A software package, named LaneRuler, has been developed for the automated lane tracking in electrophoresis gels, with a focus on gels for DNA fingerprinting. The lanes on such gels may not be straight and parallel due to various reasons, and these deviations must be accounted for in order to accurately size the restriction fragments in each lane. In order to meet the high throughput requirements by the projects at the British Columbia Cancer Agency Genome Sciences Center (GSC), the software has capability to verify and correct its results automatically, and prompting for user inspection only for extremely abnormal cases. In validation testing using Bacterial Artificial Chromosome (BAC) clones, the automatic lane tracking results gave restriction fragment sizing results that are comparable to those from manually supervised lane tracking results, achieving sensitivity and specificity of restriction fragment identification exceeding 95%. The current conception of the program is able to successfully process 96% of the gels with no human intervention.

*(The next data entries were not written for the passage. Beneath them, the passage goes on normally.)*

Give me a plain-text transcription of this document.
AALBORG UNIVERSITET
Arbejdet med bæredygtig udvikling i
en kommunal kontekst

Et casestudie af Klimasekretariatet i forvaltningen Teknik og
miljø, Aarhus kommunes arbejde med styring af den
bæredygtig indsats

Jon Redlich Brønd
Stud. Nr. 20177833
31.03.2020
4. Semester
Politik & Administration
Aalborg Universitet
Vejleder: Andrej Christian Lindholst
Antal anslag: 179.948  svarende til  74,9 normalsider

The software has also given good results with electrophoresis gel for polymerase chain reaction (PCR) products and for cDNA.
Experimental Releases
LaneRuler 1.1 (Beta release) (Apr 23, 2007)
LaneRuler with adjustment interface, gzipped tarball
As a result of testing with cDNA and PCR gels, the algorithm has been expanded to give better support for those types of gels while not affecting the ability to process production type gels. Most notably, the generic spacing search has been modify to first only look for lane spacing, and not marker spacing. This improved results when there are few markers and when not all the lanes are loaded. Overall the code has also been better commented. Doxygen documentation is included.
LaneRuler 0.1 (Beta release) (Feb 22, 2007)
This is the first public release for LaneRuler.